Hereditary Diffuse Gastric Cancer
CDH1 germline mutations are associated with both hereditary diffuse gastric cancer and lobular breast cancer. The inheritance pattern is autosomal dominant with incomplete penetrance (~80% for diffuse gastric cancer and ~40% for lobular breast cancer). Mutations are widely distributed throughout the gene, and associated with loss of function of the mutated E-cadherin allele. By the time gastric cancer becomes symptomatic, it is rarely curable (<20% 5 year survival).
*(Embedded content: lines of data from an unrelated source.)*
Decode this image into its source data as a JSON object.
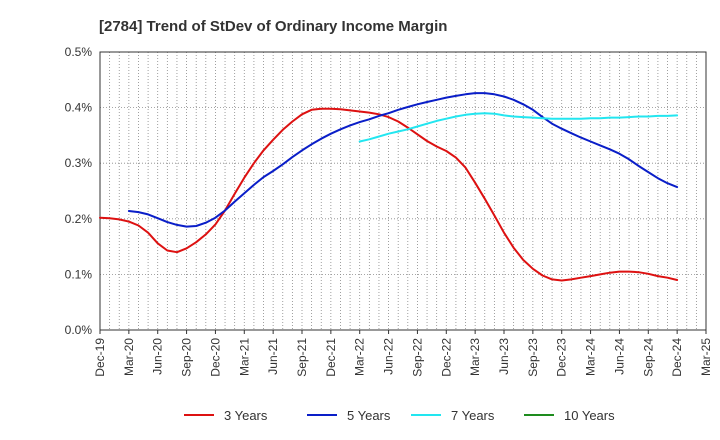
{
  "chart_data": {
    "type": "line",
    "title": "[2784]  Trend of StDev of Ordinary Income Margin",
    "xlabel": "",
    "ylabel": "",
    "x_ticks": [
      "Dec-19",
      "Mar-20",
      "Jun-20",
      "Sep-20",
      "Dec-20",
      "Mar-21",
      "Jun-21",
      "Sep-21",
      "Dec-21",
      "Mar-22",
      "Jun-22",
      "Sep-22",
      "Dec-22",
      "Mar-23",
      "Jun-23",
      "Sep-23",
      "Dec-23",
      "Mar-24",
      "Jun-24",
      "Sep-24",
      "Dec-24",
      "Mar-25"
    ],
    "y_ticks": [
      "0.0%",
      "0.1%",
      "0.2%",
      "0.3%",
      "0.4%",
      "0.5%"
    ],
    "ylim": [
      0,
      0.5
    ],
    "y_unit": "%",
    "grid": "dotted vertical and horizontal",
    "legend_position": "bottom",
    "series": [
      {
        "name": "3 Years",
        "color": "#dd1111",
        "points": [
          [
            "Dec-19",
            0.202
          ],
          [
            "Jan-20",
            0.201
          ],
          [
            "Feb-20",
            0.199
          ],
          [
            "Mar-20",
            0.195
          ],
          [
            "Apr-20",
            0.188
          ],
          [
            "May-20",
            0.175
          ],
          [
            "Jun-20",
            0.156
          ],
          [
            "Jul-20",
            0.143
          ],
          [
            "Aug-20",
            0.14
          ],
          [
            "Sep-20",
            0.147
          ],
          [
            "Oct-20",
            0.158
          ],
          [
            "Nov-20",
            0.172
          ],
          [
            "Dec-20",
            0.19
          ],
          [
            "Jan-21",
            0.215
          ],
          [
            "Feb-21",
            0.245
          ],
          [
            "Mar-21",
            0.274
          ],
          [
            "Apr-21",
            0.3
          ],
          [
            "May-21",
            0.323
          ],
          [
            "Jun-21",
            0.342
          ],
          [
            "Jul-21",
            0.36
          ],
          [
            "Aug-21",
            0.375
          ],
          [
            "Sep-21",
            0.388
          ],
          [
            "Oct-21",
            0.396
          ],
          [
            "Nov-21",
            0.398
          ],
          [
            "Dec-21",
            0.398
          ],
          [
            "Jan-22",
            0.397
          ],
          [
            "Feb-22",
            0.395
          ],
          [
            "Mar-22",
            0.393
          ],
          [
            "Apr-22",
            0.391
          ],
          [
            "May-22",
            0.388
          ],
          [
            "Jun-22",
            0.383
          ],
          [
            "Jul-22",
            0.375
          ],
          [
            "Aug-22",
            0.364
          ],
          [
            "Sep-22",
            0.352
          ],
          [
            "Oct-22",
            0.34
          ],
          [
            "Nov-22",
            0.33
          ],
          [
            "Dec-22",
            0.322
          ],
          [
            "Jan-23",
            0.31
          ],
          [
            "Feb-23",
            0.292
          ],
          [
            "Mar-23",
            0.265
          ],
          [
            "Apr-23",
            0.236
          ],
          [
            "May-23",
            0.206
          ],
          [
            "Jun-23",
            0.175
          ],
          [
            "Jul-23",
            0.148
          ],
          [
            "Aug-23",
            0.126
          ],
          [
            "Sep-23",
            0.11
          ],
          [
            "Oct-23",
            0.098
          ],
          [
            "Nov-23",
            0.091
          ],
          [
            "Dec-23",
            0.089
          ],
          [
            "Jan-24",
            0.091
          ],
          [
            "Feb-24",
            0.094
          ],
          [
            "Mar-24",
            0.097
          ],
          [
            "Apr-24",
            0.1
          ],
          [
            "May-24",
            0.103
          ],
          [
            "Jun-24",
            0.105
          ],
          [
            "Jul-24",
            0.105
          ],
          [
            "Aug-24",
            0.104
          ],
          [
            "Sep-24",
            0.101
          ],
          [
            "Oct-24",
            0.097
          ],
          [
            "Nov-24",
            0.094
          ],
          [
            "Dec-24",
            0.09
          ]
        ]
      },
      {
        "name": "5 Years",
        "color": "#0a1ec8",
        "points": [
          [
            "Mar-20",
            0.214
          ],
          [
            "Apr-20",
            0.212
          ],
          [
            "May-20",
            0.208
          ],
          [
            "Jun-20",
            0.201
          ],
          [
            "Jul-20",
            0.194
          ],
          [
            "Aug-20",
            0.189
          ],
          [
            "Sep-20",
            0.186
          ],
          [
            "Oct-20",
            0.187
          ],
          [
            "Nov-20",
            0.193
          ],
          [
            "Dec-20",
            0.202
          ],
          [
            "Jan-21",
            0.215
          ],
          [
            "Feb-21",
            0.231
          ],
          [
            "Mar-21",
            0.246
          ],
          [
            "Apr-21",
            0.261
          ],
          [
            "May-21",
            0.275
          ],
          [
            "Jun-21",
            0.286
          ],
          [
            "Jul-21",
            0.298
          ],
          [
            "Aug-21",
            0.311
          ],
          [
            "Sep-21",
            0.323
          ],
          [
            "Oct-21",
            0.334
          ],
          [
            "Nov-21",
            0.344
          ],
          [
            "Dec-21",
            0.353
          ],
          [
            "Jan-22",
            0.361
          ],
          [
            "Feb-22",
            0.368
          ],
          [
            "Mar-22",
            0.374
          ],
          [
            "Apr-22",
            0.379
          ],
          [
            "May-22",
            0.385
          ],
          [
            "Jun-22",
            0.39
          ],
          [
            "Jul-22",
            0.396
          ],
          [
            "Aug-22",
            0.401
          ],
          [
            "Sep-22",
            0.406
          ],
          [
            "Oct-22",
            0.41
          ],
          [
            "Nov-22",
            0.414
          ],
          [
            "Dec-22",
            0.418
          ],
          [
            "Jan-23",
            0.421
          ],
          [
            "Feb-23",
            0.424
          ],
          [
            "Mar-23",
            0.426
          ],
          [
            "Apr-23",
            0.426
          ],
          [
            "May-23",
            0.424
          ],
          [
            "Jun-23",
            0.42
          ],
          [
            "Jul-23",
            0.414
          ],
          [
            "Aug-23",
            0.406
          ],
          [
            "Sep-23",
            0.396
          ],
          [
            "Oct-23",
            0.383
          ],
          [
            "Nov-23",
            0.371
          ],
          [
            "Dec-23",
            0.362
          ],
          [
            "Jan-24",
            0.354
          ],
          [
            "Feb-24",
            0.346
          ],
          [
            "Mar-24",
            0.339
          ],
          [
            "Apr-24",
            0.332
          ],
          [
            "May-24",
            0.325
          ],
          [
            "Jun-24",
            0.317
          ],
          [
            "Jul-24",
            0.307
          ],
          [
            "Aug-24",
            0.295
          ],
          [
            "Sep-24",
            0.284
          ],
          [
            "Oct-24",
            0.273
          ],
          [
            "Nov-24",
            0.264
          ],
          [
            "Dec-24",
            0.257
          ]
        ]
      },
      {
        "name": "7 Years",
        "color": "#22e6f0",
        "points": [
          [
            "Mar-22",
            0.339
          ],
          [
            "Apr-22",
            0.343
          ],
          [
            "May-22",
            0.348
          ],
          [
            "Jun-22",
            0.353
          ],
          [
            "Jul-22",
            0.357
          ],
          [
            "Aug-22",
            0.361
          ],
          [
            "Sep-22",
            0.366
          ],
          [
            "Oct-22",
            0.371
          ],
          [
            "Nov-22",
            0.376
          ],
          [
            "Dec-22",
            0.38
          ],
          [
            "Jan-23",
            0.384
          ],
          [
            "Feb-23",
            0.387
          ],
          [
            "Mar-23",
            0.389
          ],
          [
            "Apr-23",
            0.39
          ],
          [
            "May-23",
            0.389
          ],
          [
            "Jun-23",
            0.386
          ],
          [
            "Jul-23",
            0.384
          ],
          [
            "Aug-23",
            0.383
          ],
          [
            "Sep-23",
            0.382
          ],
          [
            "Oct-23",
            0.381
          ],
          [
            "Nov-23",
            0.38
          ],
          [
            "Dec-23",
            0.38
          ],
          [
            "Jan-24",
            0.38
          ],
          [
            "Feb-24",
            0.38
          ],
          [
            "Mar-24",
            0.381
          ],
          [
            "Apr-24",
            0.381
          ],
          [
            "May-24",
            0.382
          ],
          [
            "Jun-24",
            0.382
          ],
          [
            "Jul-24",
            0.383
          ],
          [
            "Aug-24",
            0.384
          ],
          [
            "Sep-24",
            0.384
          ],
          [
            "Oct-24",
            0.385
          ],
          [
            "Nov-24",
            0.385
          ],
          [
            "Dec-24",
            0.386
          ]
        ]
      },
      {
        "name": "10 Years",
        "color": "#1e8c1e",
        "points": []
      }
    ]
  }
}
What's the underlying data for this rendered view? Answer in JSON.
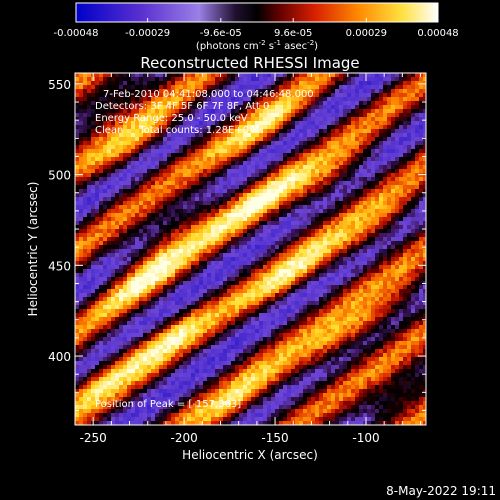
{
  "chart_data": {
    "type": "heatmap",
    "title": "Reconstructed RHESSI Image",
    "xlabel": "Heliocentric X (arcsec)",
    "ylabel": "Heliocentric Y (arcsec)",
    "x_ticks": [
      -250,
      -200,
      -150,
      -100
    ],
    "y_ticks": [
      400,
      450,
      500,
      550
    ],
    "xlim": [
      -260,
      -67
    ],
    "ylim": [
      362,
      556
    ],
    "colorbar": {
      "ticks": [
        "-0.00048",
        "-0.00029",
        "-9.6e-05",
        "9.6e-05",
        "0.00029",
        "0.00048"
      ],
      "tick_values": [
        -0.00048,
        -0.00029,
        -9.6e-05,
        9.6e-05,
        0.00029,
        0.00048
      ],
      "range": [
        -0.00048,
        0.00048
      ],
      "unit_label_parts": [
        "(photons cm",
        "-2",
        " s",
        "-1",
        " asec",
        "-2",
        ")"
      ],
      "colors": [
        "#0000c8",
        "#6a3fd6",
        "#8c6fe0",
        "#000000",
        "#c81e00",
        "#ff9000",
        "#ffff60",
        "#ffffff"
      ]
    },
    "stripe_model": {
      "description_units": "data units (arcsec)",
      "direction_slope": 0.72,
      "period_along_y": 46,
      "bright_bands_intercept_y": [
        392,
        438,
        484,
        530,
        346
      ],
      "bright_peaks": [
        {
          "x": -240,
          "y": 540
        },
        {
          "x": -225,
          "y": 518
        },
        {
          "x": -155,
          "y": 525
        },
        {
          "x": -120,
          "y": 497
        },
        {
          "x": -205,
          "y": 470
        },
        {
          "x": -160,
          "y": 485
        },
        {
          "x": -210,
          "y": 410
        },
        {
          "x": -250,
          "y": 385
        },
        {
          "x": -140,
          "y": 445
        },
        {
          "x": -95,
          "y": 470
        },
        {
          "x": -170,
          "y": 375
        },
        {
          "x": -120,
          "y": 405
        },
        {
          "x": -90,
          "y": 425
        },
        {
          "x": -80,
          "y": 380
        },
        {
          "x": -220,
          "y": 445
        }
      ]
    },
    "info_lines": [
      "7-Feb-2010 04:41:08.000 to 04:46:48.000",
      "Detectors: 3F 4F 5F 6F 7F 8F, Att 0",
      "Energy Range: 25.0 - 50.0 keV",
      "Clean     Total counts: 1.28E+04"
    ],
    "peak_label": "Position of Peak = [-157,363]"
  },
  "footer": {
    "timestamp": "8-May-2022 19:11"
  }
}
However, a high cure rate (>90% 5 year survival) is possible if the stomach is removed prior to tumor invasion through the gastric wall. Identification of individuals at high risk of developing diffuse gastric cancer affords the opportunity for elective prophylactic gastrectomy. Direct DNA sequencing that covers coding and splice site regions of the CDH1 gene is offered. Because mutations are distributed across all coding exons of the CDH1gene, an analysis of all exons is recommended. For families with a known mutation, sequencing of a single exon may be appropriate.
More information is available on the following website:
http://cancer.stanfordhospital.com/forPatients/services/geneticCounseling/HDGC
Other Solid Tumor Testing
The Stanford Molecular Pathology laboratory also offers testing for MGMT, KRAS, and BRAF.